- The Washington Times - Thursday, January 11, 2001

Virginia and Maryland are in danger of losing $1.3 billion in federal funds for the new Woodrow Wilson Bridge because of Virginia's dispute with Maryland over its union-only labor deals for the construction project, sources close to the issue said.
The states, which have pledged $200 million each for the six-year project, must seal a financing deal detailing how they will absorb cost overruns in order to get the money Congress has approved for the $2.2 billion, 12-lane span.
Virginia Gov. James S. Gilmore III yesterday expressed frustration over Maryland's Project Labor Agreements (PLAs), requiring labor union workers to build its share of the replacement bridge.
"It is also unfortunate that this agreement has been entered into without the participation or consultation with Virginia," said Mr. Gilmore, a Republican. "This continues to underscore the dramatic change in the working relationship between the two states."
PLA opponents say such agreements drive up construction costs unnecessarily; supporters say PLAs ensure high-quality performance with few labor-related delays and disagreements.
Officials from the states have been working with the U.S. Department of Transportation to hammer out an agreement.
Negotiations between the states have stalled over Maryland's insistence on the PLAs and demands that Virginia help pay for all cost overruns, the sources said.
Maryland, under Gov. Parris N. Glendening, a Democrat, has rejected a Virginia offer that would cap the total cost of building the bridge and require Maryland to pay for any cost overruns, the sources added.
"If they go ahead and use the PLAs and it drives the cost up, they would just have to go ahead and pay for it," one source said, adding the PLAs "make it much more difficult for them to agree to [Virginia's] cap of the bridge costs."
The same source said Virginia's offer would keep intact Mr.
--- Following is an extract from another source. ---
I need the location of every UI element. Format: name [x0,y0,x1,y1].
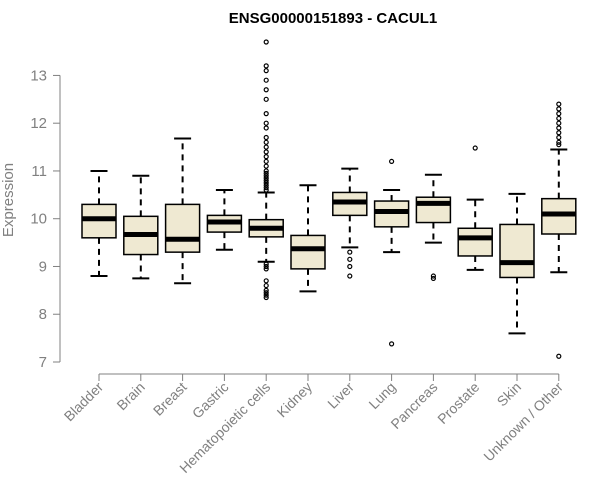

Gilmore's proposal that his state pay only for cost overruns resulting from its share of the construction, primarily the interchanges in Alexandria.
"Virginia would still not accept cost overruns," the source said.
Mr. Gilmore yesterday reiterated in a statement that he will reject any deal that would saddle Virginia taxpayers with "unlimited additional costs that may occur under this union promise."
Jack Calahan, a spokesman for the Maryland Department of Transportation, said his state is committed to using the PLAs agreed upon Friday.
"Maryland believes having PLAs is the best way to manage this extraordinary project over the lifetime of the project," Mr. Calahan said. "Maryland believes this is the right thing to do."
He said Maryland's position that Virginia share in cost overruns has not changed, noting the two sides are continuing to meet to work out their differences.
The federal government is providing $1.5 billion for the project, most of it to build the bridge. Congress approved $900 million as part of a 1998 transportation funding bill and another $600 million last year.
Last summer, Congress approved $170 million of its total contribution to be used to start dredging and foundation work on the bridge to keep the project on schedule.
David Marin, a spokesman for Rep. Thomas M. Davis III, Virginia Republican, said not another dollar of federal money will be released until the states secure a financing agreement.
"This was an intentional strategy, of course, meant to try to block a PLA" and make the states hold the line on cost overruns, Mr. Marin said. "The fight is now theirs."
Mr. Davis and other members of Congress will try to pressure Maryland to reject the PLAs, contending they are "bad politics and bad policy" and represent "a slap in the face to Virginia," Mr. Marin added.
Neither the GOP-controlled Congress nor the incoming Bush administration, which must approve the financing agreement, is keen on the labor union agreements, said U.S. Rep. Robert Ehrlich Jr., Maryland Republican.
"I know this is not going to be popular with a lot of decision-makers in Congress," Mr. Ehrlich said. "Governor Gilmore made it very clear from the beginning that PLAs were a non-starter from the beginning… . Mr. Glendening can certainly not claim ignorance."